Oui, j’en attendais beaucoup de l’AppleTV. Visiblement trop pour les ambitions actuelles de Cupertino. Mais l’idée d’un AppleTV Store immédiatement disponible était-elle irréaliste, ou pas ? D’une part, la Google TV, déjà dans les starting blocks, est une nouvelle émanation d’Androïd. Elle proposera donc une place de marché, qui devrait rapidement se remplir d’applications dédiées à l’écran du salon (pas autant qu’on peut imaginer cela dit, voir plus bas).
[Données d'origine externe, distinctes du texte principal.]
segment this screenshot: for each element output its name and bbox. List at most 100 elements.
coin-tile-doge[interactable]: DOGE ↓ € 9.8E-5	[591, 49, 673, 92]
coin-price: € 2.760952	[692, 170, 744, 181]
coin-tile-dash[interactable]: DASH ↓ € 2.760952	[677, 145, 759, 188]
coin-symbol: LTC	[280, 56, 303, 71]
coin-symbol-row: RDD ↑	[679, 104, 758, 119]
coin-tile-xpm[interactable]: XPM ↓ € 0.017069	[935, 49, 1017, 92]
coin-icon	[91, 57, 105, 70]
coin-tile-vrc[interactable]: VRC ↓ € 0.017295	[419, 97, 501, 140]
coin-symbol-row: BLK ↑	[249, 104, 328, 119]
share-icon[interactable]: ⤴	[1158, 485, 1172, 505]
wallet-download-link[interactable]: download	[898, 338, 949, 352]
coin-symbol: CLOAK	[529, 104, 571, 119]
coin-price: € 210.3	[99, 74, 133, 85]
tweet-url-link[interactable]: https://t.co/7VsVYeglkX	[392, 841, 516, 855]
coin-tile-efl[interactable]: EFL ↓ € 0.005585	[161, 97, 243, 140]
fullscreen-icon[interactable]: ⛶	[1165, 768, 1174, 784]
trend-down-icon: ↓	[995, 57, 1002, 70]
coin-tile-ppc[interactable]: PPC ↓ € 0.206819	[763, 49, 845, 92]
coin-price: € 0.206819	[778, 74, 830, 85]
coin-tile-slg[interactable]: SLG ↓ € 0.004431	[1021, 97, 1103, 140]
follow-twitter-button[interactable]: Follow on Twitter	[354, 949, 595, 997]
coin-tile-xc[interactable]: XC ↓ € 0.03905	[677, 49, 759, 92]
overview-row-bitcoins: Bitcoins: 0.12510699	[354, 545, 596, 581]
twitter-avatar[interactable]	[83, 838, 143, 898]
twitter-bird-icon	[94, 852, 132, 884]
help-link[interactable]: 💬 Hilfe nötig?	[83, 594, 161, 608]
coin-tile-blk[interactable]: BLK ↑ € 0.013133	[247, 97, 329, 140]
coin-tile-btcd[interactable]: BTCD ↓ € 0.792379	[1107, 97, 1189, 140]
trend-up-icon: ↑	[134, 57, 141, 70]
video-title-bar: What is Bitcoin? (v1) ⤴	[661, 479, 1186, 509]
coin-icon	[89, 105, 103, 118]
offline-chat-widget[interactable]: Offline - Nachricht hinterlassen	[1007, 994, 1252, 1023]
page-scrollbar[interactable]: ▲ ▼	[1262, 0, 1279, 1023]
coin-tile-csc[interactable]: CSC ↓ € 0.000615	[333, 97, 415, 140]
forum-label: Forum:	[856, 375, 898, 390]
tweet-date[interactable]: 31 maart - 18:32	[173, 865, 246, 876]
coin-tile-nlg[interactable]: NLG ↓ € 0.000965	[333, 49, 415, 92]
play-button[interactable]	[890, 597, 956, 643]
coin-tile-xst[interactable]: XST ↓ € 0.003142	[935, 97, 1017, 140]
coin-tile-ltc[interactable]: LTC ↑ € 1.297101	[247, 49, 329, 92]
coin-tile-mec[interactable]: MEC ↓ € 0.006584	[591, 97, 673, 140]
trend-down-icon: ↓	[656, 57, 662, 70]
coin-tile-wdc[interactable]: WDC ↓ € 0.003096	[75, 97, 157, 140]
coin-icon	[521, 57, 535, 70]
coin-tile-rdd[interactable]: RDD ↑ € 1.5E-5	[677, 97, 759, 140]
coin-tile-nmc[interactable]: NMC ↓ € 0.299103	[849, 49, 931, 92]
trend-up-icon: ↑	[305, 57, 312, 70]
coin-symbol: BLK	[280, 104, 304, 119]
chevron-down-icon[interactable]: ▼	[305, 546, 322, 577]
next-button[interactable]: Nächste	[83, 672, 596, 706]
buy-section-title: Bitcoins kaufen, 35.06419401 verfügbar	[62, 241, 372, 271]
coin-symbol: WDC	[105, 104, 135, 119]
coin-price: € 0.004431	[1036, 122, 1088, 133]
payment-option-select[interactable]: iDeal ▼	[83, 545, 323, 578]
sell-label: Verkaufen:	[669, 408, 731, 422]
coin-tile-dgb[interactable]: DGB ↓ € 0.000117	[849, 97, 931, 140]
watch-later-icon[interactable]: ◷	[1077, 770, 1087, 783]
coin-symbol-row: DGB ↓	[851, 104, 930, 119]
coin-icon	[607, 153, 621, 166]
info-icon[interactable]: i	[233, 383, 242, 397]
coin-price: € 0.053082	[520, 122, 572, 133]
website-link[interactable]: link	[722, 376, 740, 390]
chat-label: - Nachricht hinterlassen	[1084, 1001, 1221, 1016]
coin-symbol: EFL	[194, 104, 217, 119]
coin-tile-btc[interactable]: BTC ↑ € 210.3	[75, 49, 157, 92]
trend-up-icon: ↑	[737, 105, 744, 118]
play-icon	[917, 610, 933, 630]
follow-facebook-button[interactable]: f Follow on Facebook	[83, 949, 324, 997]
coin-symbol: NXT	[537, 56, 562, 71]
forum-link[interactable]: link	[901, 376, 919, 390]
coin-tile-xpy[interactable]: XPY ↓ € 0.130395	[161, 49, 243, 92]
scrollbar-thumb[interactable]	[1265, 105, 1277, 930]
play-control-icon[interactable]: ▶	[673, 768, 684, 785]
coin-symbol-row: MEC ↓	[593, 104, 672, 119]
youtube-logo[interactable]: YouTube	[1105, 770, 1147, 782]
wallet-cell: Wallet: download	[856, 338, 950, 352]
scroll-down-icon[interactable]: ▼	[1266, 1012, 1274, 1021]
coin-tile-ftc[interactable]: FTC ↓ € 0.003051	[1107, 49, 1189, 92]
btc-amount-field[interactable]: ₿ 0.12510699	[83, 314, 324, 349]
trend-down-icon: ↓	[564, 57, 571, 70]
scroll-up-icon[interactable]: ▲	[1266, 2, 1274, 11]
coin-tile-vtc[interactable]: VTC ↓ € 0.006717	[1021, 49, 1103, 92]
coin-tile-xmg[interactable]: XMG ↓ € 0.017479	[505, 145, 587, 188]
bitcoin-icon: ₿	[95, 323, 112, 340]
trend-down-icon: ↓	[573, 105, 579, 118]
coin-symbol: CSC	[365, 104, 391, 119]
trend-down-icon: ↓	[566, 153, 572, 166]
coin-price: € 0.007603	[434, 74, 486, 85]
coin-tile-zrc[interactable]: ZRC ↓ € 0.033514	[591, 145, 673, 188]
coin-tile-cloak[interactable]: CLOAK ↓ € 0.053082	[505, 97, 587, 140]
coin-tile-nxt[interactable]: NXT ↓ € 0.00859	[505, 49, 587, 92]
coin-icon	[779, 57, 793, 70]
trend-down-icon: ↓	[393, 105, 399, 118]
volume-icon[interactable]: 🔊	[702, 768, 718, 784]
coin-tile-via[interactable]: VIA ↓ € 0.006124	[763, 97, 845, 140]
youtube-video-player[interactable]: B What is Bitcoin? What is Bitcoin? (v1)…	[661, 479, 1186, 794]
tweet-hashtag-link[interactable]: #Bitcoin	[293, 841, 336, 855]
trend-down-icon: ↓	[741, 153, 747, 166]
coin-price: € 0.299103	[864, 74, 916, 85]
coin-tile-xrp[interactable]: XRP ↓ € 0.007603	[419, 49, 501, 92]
Mais surtout je ne comprend pas qu’Apple ne souhaite pas réitérer sur AppleTV l’exploit accompli sur iPhone/iPad de concurrencer les acteurs existants, dans le domaine du jeux vidéo pour ne citer que lui.

Car les avis convergent comme jamais. De Kevin Rose, fondateur de Digg, pour qui l’AppleTV devait tout changer, à Chris Anderson, qui sait bien que le web n’est pas vraiment mort, mais qui voit dans les applications d’efficaces remplaçantes à beaucoup de services sur navigateurs, il n’était pas interdit d’imaginer Apple inaugurer pour son AppleTV un nouvel eldorado pour développeurs iOS. Mais non. En tout cas pas encore.

Pourtant, il est évident l’intérêt des contenus participatifs, documentaires interactifs, fictions hybrides, jeux vidéos en réseau ou oeuvres expérimentales connectées, qu’on pourrait télécharger sur un AppleTV Store. Le web, support du flux, est chantre du zapping, de l’éparpillement, et la quantité des services et contenus disponibles est un frein pour l’attention soutenue. Cette banlieue luxe que crée Apple avec ses terminaux est au contraire un efficace réceptacle pour les œuvres d’auteur et autres contenus de stock.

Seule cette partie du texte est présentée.